Nearer and nearer came the singer, pouring out his lay as if his heart was in it. Brighter and brighter glowed the human rose, as the featherless nightingale told his tale in music, unconsciously approaching the happy sequel with each step.
Out from the gloom he came, at last; saw her waiting for him in the light; seemed to read the glad truth in her face, and stretched both hands to her without a word. She took them; and what followed who shall say? For the moon, best friend of lovers, discreetly slipped behind a cloud, and the pines whispered their congratulations as they wrapped the twain in deepest shadow.
When, half an hour later, they joined the other pair (who, strange to say, had quite forgotten their charge), Uncle Ben exclaimed, as he welcomed the new-comer with unusual cordiality: "Why, Rose! You look quite glorified in this light and as well as ever. We must try this cure again."
"No need, sir.

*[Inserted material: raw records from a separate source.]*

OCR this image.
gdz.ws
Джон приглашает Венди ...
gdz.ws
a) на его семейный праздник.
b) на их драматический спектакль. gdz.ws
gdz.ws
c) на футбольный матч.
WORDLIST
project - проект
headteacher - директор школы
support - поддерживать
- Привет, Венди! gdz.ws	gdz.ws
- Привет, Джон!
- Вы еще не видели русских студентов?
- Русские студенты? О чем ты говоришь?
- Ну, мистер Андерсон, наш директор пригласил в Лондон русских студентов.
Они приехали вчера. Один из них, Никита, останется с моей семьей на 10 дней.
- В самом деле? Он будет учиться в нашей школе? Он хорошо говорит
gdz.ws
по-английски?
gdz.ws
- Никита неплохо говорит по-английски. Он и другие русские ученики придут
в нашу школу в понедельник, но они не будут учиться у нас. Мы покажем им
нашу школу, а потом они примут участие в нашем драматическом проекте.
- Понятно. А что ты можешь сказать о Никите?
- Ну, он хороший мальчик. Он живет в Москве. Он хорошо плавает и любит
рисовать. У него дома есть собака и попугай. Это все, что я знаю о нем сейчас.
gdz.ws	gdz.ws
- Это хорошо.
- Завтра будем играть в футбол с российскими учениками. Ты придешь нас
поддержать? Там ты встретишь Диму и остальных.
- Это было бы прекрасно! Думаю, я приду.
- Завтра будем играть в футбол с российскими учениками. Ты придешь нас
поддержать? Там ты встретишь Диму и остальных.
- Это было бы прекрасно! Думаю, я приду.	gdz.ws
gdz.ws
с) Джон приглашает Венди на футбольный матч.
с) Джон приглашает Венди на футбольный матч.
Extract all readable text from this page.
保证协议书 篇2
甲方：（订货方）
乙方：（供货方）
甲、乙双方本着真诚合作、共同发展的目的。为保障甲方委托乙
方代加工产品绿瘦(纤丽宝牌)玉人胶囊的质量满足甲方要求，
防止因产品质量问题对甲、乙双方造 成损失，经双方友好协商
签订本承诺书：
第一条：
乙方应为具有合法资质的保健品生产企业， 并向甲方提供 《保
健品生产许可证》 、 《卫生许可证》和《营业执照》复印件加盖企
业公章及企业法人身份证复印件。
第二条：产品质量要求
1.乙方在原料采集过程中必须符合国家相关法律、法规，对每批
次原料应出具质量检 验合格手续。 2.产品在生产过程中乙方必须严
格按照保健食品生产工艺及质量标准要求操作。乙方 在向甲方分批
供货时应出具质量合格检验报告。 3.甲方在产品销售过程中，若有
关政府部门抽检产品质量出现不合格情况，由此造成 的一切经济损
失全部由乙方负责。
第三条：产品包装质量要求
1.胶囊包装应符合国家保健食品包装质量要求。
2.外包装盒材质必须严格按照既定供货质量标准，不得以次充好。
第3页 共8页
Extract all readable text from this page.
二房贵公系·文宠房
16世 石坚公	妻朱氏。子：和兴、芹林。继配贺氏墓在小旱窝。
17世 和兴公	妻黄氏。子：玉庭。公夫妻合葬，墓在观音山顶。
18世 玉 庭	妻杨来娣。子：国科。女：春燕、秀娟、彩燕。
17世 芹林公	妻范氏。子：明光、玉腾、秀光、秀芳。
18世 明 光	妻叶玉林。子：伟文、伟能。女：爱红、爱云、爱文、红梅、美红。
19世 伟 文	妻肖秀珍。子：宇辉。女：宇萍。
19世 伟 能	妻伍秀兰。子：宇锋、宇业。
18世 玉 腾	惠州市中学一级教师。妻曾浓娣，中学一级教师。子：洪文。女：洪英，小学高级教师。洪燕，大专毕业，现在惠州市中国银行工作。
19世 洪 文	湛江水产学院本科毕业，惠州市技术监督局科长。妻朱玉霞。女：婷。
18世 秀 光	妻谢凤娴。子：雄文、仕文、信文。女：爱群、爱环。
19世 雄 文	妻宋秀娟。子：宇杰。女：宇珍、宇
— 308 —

I have done with the heartache, and here is my physician," answered Rose, with a look at her lover which told the story better than the best chosen words.
"And here is mine," echoed Milly, leaning on Uncle Ben's arm as if it belonged to her; as it did, for the moonlight had been too much for the old bachelor, and, in spite of his fifty years, he had wooed and won Milly as ardently as any boy. So the lonely future she had accepted so cheerfully suddenly bloomed with happy hopes; and the older couple looked as blissfully content as the young pair, who greeted with the blithest laughter that ever woke the echoes of the wood, this fit ending to the romance of a summer day.
MY ROCOCO WATCH.
All three of us were inspired with an intense desire to possess one of these quaint watches, the moment we saw one hanging at the side of a certain lovely woman at a party where it created a great sensation.
Imitations we would not have, and the genuine article could not be found even in Geneva, the paradise of time-pieces. My sisters soon ceased to pine for the impossible, and contented themselves with other antique gauds. Fan rejoiced in a very ugly Cinque-Cento ring like a tiny coffin, and Mary was the proud possessor of a Roman necklace composed of gods and goddesses.
I, however, remained true to my first love and refused to be satisfied with any thing but a veritable rococo watch, for that, I maintained, united the useful and the beautiful. Resisting the temptations of Rome, Paris, and Geneva, I skilfully lured my unsuspecting party into all sorts of out-of-the-way places under pretence of studying up the old French cathedrals.